14 h 30, période creuse, les contrôleurs peuvent « décompresser ». Le bon côté de la mission, « une bonne entente dans l’équipe, un soutien ». Une cohésion « très importante » dans ce métier. On l’observe quant à leur manière de travailler. A peine perceptible, un petit sifflement leur sert de code pour communiquer. Savoir quand monter, descendre et changer de rame. Récupérer la machine à carte… Qu’ils dégainent à chaque arrivée de tram. Ils s’avancent à deux par porte. Toujours. Et ne se « désolidarisent pas ». Un jeune garçon lance naturellement : « J’ai pas ma carte ». Patrick laisse passer, « pour cette fois ». Un autre valide son ticket sous le nez des contrôleurs : amende. « C’est un sport national la validation à vue. C’est sa parole contre la nôtre. »

Au Corum, sur le quai, un jeune homme lance des gestes brusques envers Serge, une armoire à glace pourtant. Pour un arrêt, il se vexe de devoir payer 27 €. Encore… « Vous n’êtes pas compréhensifs ! Les étudiants galèrent en ce moment ! » Un dialogue s’engage finalement. « C’est ça le plus important, désamorcer », souligne Frédéric. On explique au jeune homme que s’il avait prévenu qu’il ne faisait qu’un arrêt en montant dans le tram, ce serait passé.
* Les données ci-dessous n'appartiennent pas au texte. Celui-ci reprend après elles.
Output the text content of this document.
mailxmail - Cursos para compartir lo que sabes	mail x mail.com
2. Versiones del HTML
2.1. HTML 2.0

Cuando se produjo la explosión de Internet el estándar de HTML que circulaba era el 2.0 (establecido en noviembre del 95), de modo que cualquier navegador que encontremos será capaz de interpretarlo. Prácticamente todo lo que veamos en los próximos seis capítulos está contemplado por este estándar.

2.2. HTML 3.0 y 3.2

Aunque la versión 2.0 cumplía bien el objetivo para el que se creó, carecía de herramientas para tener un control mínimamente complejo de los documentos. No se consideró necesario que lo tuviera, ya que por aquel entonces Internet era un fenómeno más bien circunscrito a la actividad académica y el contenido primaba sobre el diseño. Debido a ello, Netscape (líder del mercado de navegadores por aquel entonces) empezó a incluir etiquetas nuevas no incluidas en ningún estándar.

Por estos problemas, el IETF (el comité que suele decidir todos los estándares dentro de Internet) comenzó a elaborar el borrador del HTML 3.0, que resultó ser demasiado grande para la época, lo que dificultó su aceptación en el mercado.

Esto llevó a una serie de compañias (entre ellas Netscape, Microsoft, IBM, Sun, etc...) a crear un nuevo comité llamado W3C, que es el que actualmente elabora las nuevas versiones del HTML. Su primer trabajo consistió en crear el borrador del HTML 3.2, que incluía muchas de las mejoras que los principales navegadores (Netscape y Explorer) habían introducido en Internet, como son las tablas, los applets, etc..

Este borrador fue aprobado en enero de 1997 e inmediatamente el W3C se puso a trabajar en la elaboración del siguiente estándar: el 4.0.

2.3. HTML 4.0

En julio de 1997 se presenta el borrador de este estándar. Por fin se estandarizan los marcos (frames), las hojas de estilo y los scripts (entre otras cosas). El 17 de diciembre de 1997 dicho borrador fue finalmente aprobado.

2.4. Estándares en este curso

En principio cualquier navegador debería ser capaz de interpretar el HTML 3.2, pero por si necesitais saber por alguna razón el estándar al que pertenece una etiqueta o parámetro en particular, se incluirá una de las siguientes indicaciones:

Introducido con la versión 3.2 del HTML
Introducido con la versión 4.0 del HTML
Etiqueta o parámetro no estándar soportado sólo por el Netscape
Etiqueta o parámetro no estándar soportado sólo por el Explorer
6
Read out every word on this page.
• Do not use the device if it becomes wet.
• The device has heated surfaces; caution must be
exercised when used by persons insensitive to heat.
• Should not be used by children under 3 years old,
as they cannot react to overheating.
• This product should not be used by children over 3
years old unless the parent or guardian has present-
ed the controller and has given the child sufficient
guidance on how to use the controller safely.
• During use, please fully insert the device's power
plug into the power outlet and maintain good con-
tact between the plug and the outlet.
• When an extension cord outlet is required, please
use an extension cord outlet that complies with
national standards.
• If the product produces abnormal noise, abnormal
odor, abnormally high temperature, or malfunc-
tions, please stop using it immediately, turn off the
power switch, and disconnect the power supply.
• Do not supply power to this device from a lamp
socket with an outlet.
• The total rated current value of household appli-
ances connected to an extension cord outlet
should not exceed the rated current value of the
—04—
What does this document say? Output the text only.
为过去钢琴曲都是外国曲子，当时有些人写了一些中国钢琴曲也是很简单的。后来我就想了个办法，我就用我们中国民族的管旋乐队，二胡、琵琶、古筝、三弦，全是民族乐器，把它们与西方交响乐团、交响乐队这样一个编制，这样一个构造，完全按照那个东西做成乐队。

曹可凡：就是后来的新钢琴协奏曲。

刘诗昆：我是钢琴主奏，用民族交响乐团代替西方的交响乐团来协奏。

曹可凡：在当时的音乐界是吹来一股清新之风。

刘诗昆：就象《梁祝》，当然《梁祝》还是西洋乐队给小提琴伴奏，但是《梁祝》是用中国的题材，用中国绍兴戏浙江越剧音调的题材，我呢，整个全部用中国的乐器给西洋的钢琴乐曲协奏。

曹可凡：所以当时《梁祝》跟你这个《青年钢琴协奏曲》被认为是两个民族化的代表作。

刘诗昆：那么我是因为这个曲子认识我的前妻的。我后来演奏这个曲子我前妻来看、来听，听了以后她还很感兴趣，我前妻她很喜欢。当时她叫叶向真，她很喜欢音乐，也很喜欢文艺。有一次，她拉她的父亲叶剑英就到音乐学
Mais pas alors qu’il était déjà dedans. Pascal souligne qu’il faut être conditionné pour faire ce métier. « Moi, ça va, je donne des cours de self-défense. »

« 15 à 20 % des personnes contrôlées rouspètent », prévient Patrick, le chef d’équipe. D’autres tentent de s’expliquer, paraissent tellement sincères, désemparées, que cela en ferait presque mal au cœur. Comme Jean-Luc : « C’est idiot, j’ai toujours mon ticket dix voyages sur moi, là, je ne sais pas où il est. C’est normal de payer. Je travaille, pour moi, l’amende c’est rien. Et puis, je ne suis pas bête, j’ai vu les contrôleurs et je suis monté quand même. » Thierry, le contrôleur, ne peut pas gracier Jean-Luc à ce moment-là. Il vient de faire payer une jeune femme qui regarde cet autre usager se défendre, pour échapper à l’amende. Le contrôleur l’assure : « En tant normal, on ne l’aurait pas verbalisé. S’adapter à chaque situation, c’est ça le plus dur. » D’un côté comme de l’autre. Bilan des deux heures : 25 procès verbaux sur les 13 rames contrôlées.

Sur six millions de voyageurs par mois, 130 000 sont contrôlés.